Using the 14,537-patient ARISTOTLE trial (apixaban vs. warfarin in AF), a new biomarker-based risk score for major bleeding was developed and internally validated. The score was then externally validated using the 8,468-patient RE-LY trial (dabigatran vs. warfarin in AF). All major bleeding events were centrally adjudicated and the predictive values of biomarkers and clinical variables were assessed using Cox regression models.


The most important biomarker predictors for major bleeding were growth differentiation factor-15 (GDF-15), high-sensitivity cardiac troponin T (cTnT-hs), and hemoglobin. Additionally, age and a prior history of bleeding were also important predictors of major bleeding events. The ABC-bleeding score (age, biomarkers [GDF-15, cTnT-hs, and hemoglobin], and clinical history [prior bleeding]) demonstrated a higher c-index than the conventional HAS-BLED and newer ORBIT scores for major bleeding (0.68; 95% confidence interval [CI], 0.66-0.70 vs. 0.61; 95% CI, 0.59-0.63 vs. 0.65; 95% CI, 0.62-0.67, respectively) in the derivation cohort. A higher c-index was also found for the ABC-bleeding score (0.71; 95% CI, 0.68-0.73) in the external validation cohort as compared to the HAS-BLED (0.62; 95% CI, 0.59-0.64) and ORBIT (0.68; 95% CI, 0.65-0.70) bleeding risk scores.

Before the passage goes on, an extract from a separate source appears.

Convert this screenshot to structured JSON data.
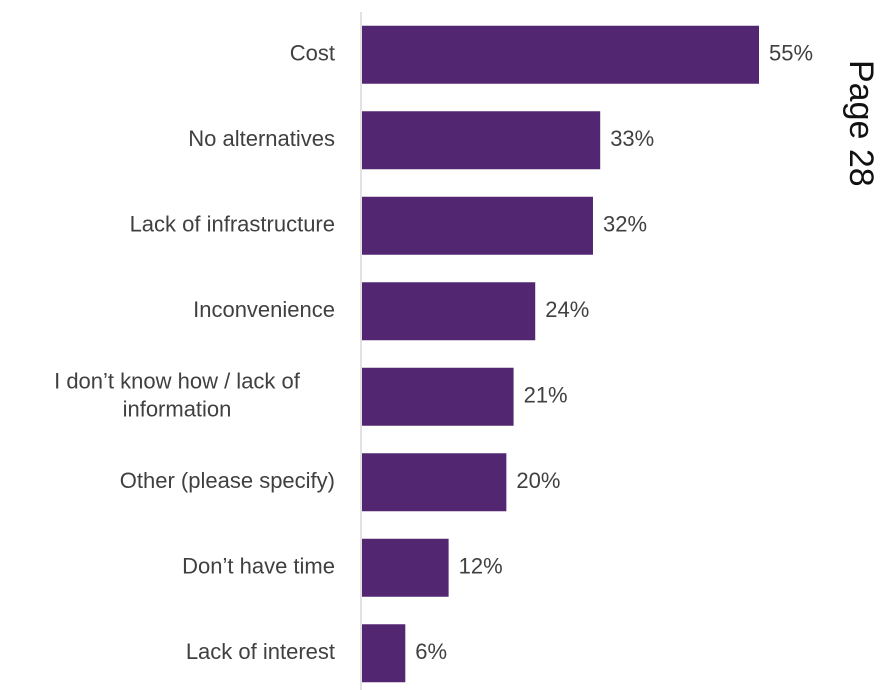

The authors concluded that the use of a novel bleeding risk score that incorporates biomarker data performed better than the HAS-BLED and ORBIT scores, and should be used for decision support on anticoagulation treatment for AF patients.


Predicting bleeding risk has always been more challenging than predicting stroke risk in AF patients. This new bleeding risk score has shown good predictive and discriminatory ability in two large cohorts of patients, outperforming the more widely endorsed HAS-BLED score and the newer ORBIT bleeding risk score. However, the routine availability of GDF-15 and cTnT-hs biomarkers may significantly limit the usability of the ABC-bleeding risk score. Additionally, the need for a nomogram or electronic calculator to calculate major bleeding risk also limits the use of the adoption of this newer score in daily clinical practice. While the ABC-bleeding risk score has been derived and validated to predict major bleeding events, it has yet to be tested in a clinical decision-+making study.